Chi era Telys? E’ stato definito «un tiranno di stampo o estrazione democratica», giunto al potere con una rivolta popolare, dunque in maniera diversa dai “dittatori” tradizionali, che  generalmente conquistavano il potere con un colpo di stato, appoggiandosi all’esercito. La sua politica fu di scontro totale con il potere oligarchico, tant’è che scacciò dalla città 500 ricchi aristocratici, confiscandone i beni, ed avviò una vera e propria rivoluzione sociale su basi anti-plutocratiche. Gli esuli, com’è noto, trovarono rifugio a Crotone e questo costituì il casus belli che fece esplodere il conflitto tra le due città.

La battaglia finale sarebbe avvenuta nel 510 a.C., in un’area compresa tra la città di Lacinia e l’attuale Piana di Sibari, nei pressi del fiume Traente. Crotone si impose con le sue armate guidate da  Milone, l’atleta olimpionico plurivittorioso divenuto  stratega dell’esercito. La città viene distrutta e cancellata definitivamente con la deviazione del letto del fiume Crati sull’abitato.

La sconfitta di Sibari  fu dovuta senza dubbio ad interventi esterni. In occasione della battaglia, fu chiamato infatti Dorieo, figlio della prima moglie di Anassandrida, re di Sparta, che  giunse con le sue truppe  su esplicita richiesta d’aiuto di Crotone.

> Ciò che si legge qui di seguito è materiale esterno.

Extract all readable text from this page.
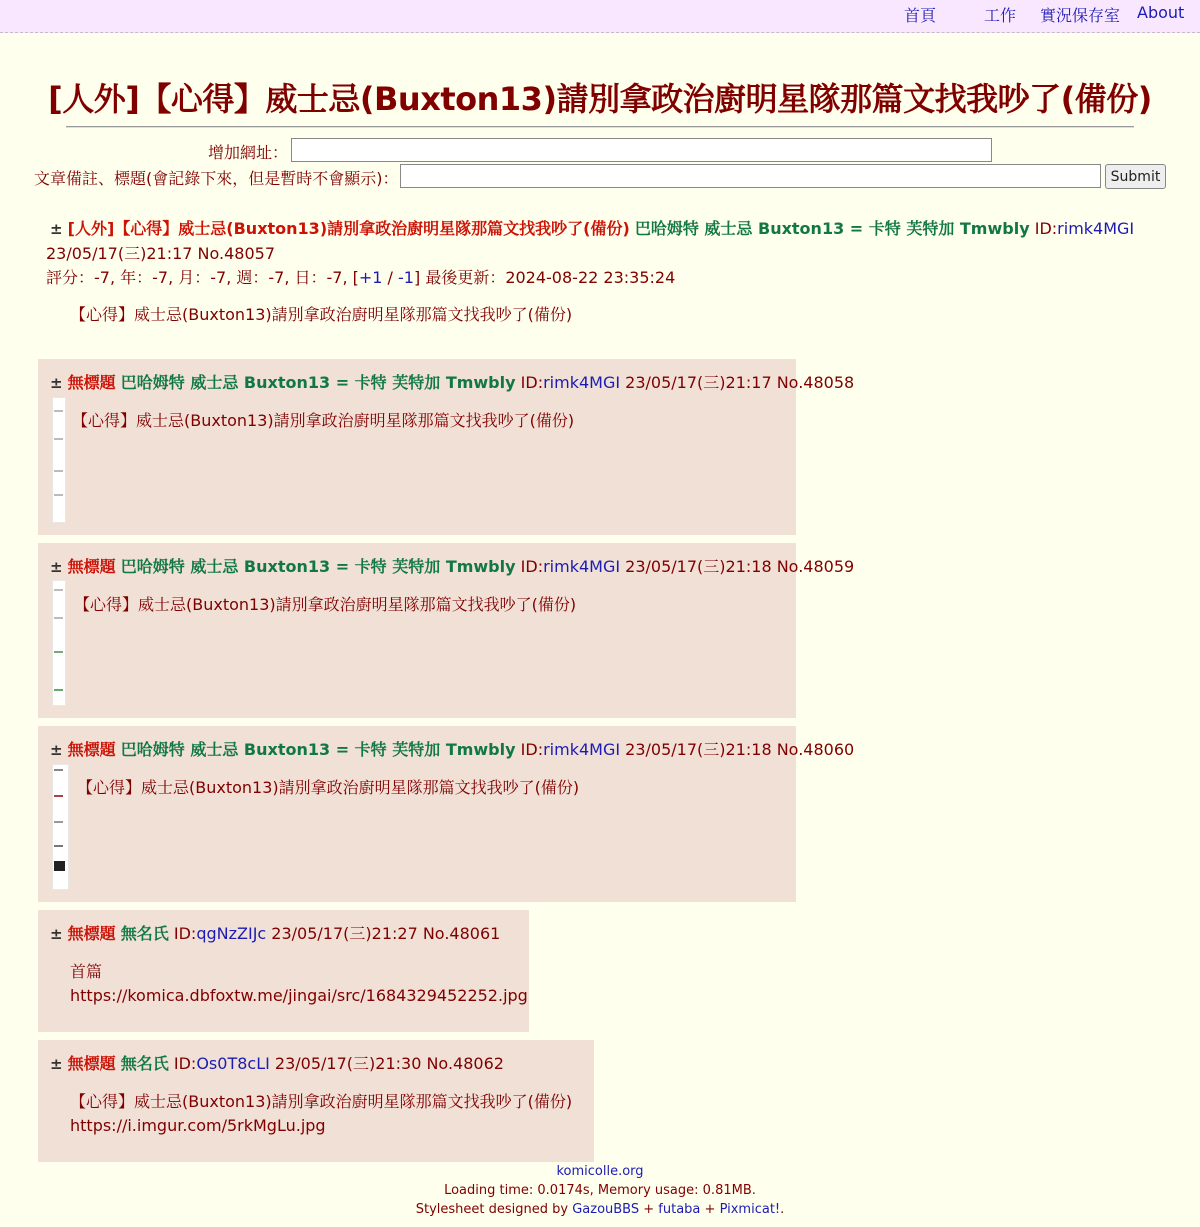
首頁	工作 實況保存室 About
[人外]【心得】威士忌(Buxton13)請別拿政治廚明星隊那篇文找我吵了(備份)
增加網址：
文章備註、標題(會記錄下來，但是暫時不會顯示)：	Submit
± [人外]【心得】威士忌(Buxton13)請別拿政治廚明星隊那篇文找我吵了(備份) 巴哈姆特 威士忌 Buxton13 = 卡特 芙特加 Tmwbly ID:rimk4MGI
23/05/17(三)21:17 No.48057
評分：-7, 年：-7, 月：-7, 週：-7, 日：-7, [+1 / -1] 最後更新：2024-08-22 23:35:24
【心得】威士忌(Buxton13)請別拿政治廚明星隊那篇文找我吵了(備份)
± 無標題 巴哈姆特 威士忌 Buxton13 = 卡特 芙特加 Tmwbly ID:rimk4MGI 23/05/17(三)21:17 No.48058
【心得】威士忌(Buxton13)請別拿政治廚明星隊那篇文找我吵了(備份)
± 無標題 巴哈姆特 威士忌 Buxton13 = 卡特 芙特加 Tmwbly ID:rimk4MGI 23/05/17(三)21:18 No.48059
【心得】威士忌(Buxton13)請別拿政治廚明星隊那篇文找我吵了(備份)
± 無標題 巴哈姆特 威士忌 Buxton13 = 卡特 芙特加 Tmwbly ID:rimk4MGI 23/05/17(三)21:18 No.48060
【心得】威士忌(Buxton13)請別拿政治廚明星隊那篇文找我吵了(備份)
± 無標題 無名氏 ID:qgNzZIJc 23/05/17(三)21:27 No.48061
首篇
https://komica.dbfoxtw.me/jingai/src/1684329452252.jpg
± 無標題 無名氏 ID:Os0T8cLI 23/05/17(三)21:30 No.48062
【心得】威士忌(Buxton13)請別拿政治廚明星隊那篇文找我吵了(備份)
https://i.imgur.com/5rkMgLu.jpg
komicolle.org
Loading time: 0.0174s, Memory usage: 0.81MB.
Stylesheet designed by GazouBBS + futaba + Pixmicat!.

Il sito archeologico di Sibari

Il sito archeologico di Sibari è ubicato sulla costa Ionica della Calabria a breve distanza dalla foce del Fiume Crati. Questa parte del territorio calabro, nota topograficamente come sibaritide vide il sorgere, lo sviluppo e l’espansione e poi il declino della grande polis di Sibari; qui furono impiantati, in epoche successive alla distruzione della città greca, sovrapponendosi in parte alle sue rovine, prima il centro ellenistico di Thurii e poi quello romano di Copia. Questa eccezionale stratificazione fa di Sibari uno dei siti più estesi ed importanti del Mediterraneo di età arcaica e classica. L’area del parco archeologico è divisa in settori, ognuno dei quali è identificato con il nome del cantiere di scavo: Parco del Cavallo, Prolungamento Strada, Casabianca, Stombi. Tutti i settori, tranne quello di Stombi, sono visitabili. La visita al Parco Archeologico della Sibaritide rappresenta un percorso a ritroso nel tempo che dalla tarda antichità e dall’età romana scende ai livelli della Sibari arcaica di VIII secolo a.C.; bisogna però tener presente che, tranne poche eccezioni, i livelli più profondi e quindi più antichi non sono visibili e che quanto è in luce rappresenta la fase più recente, cioè quella della città romana di Copia.

Il Museo

Inaugurato nel 1996, il Museo della Sibaritide ospita interessanti reperti di epoca greca e romana (vasellame, lamine d’oro, sculture e decorazioni in terracotta), ma anche materiali recuperati in tombe indigene dell’età del Ferro e manufatti di provenienza greca, fenicia ed egiziana a testimonianza degli intensi traffici marittimi dell’epoca.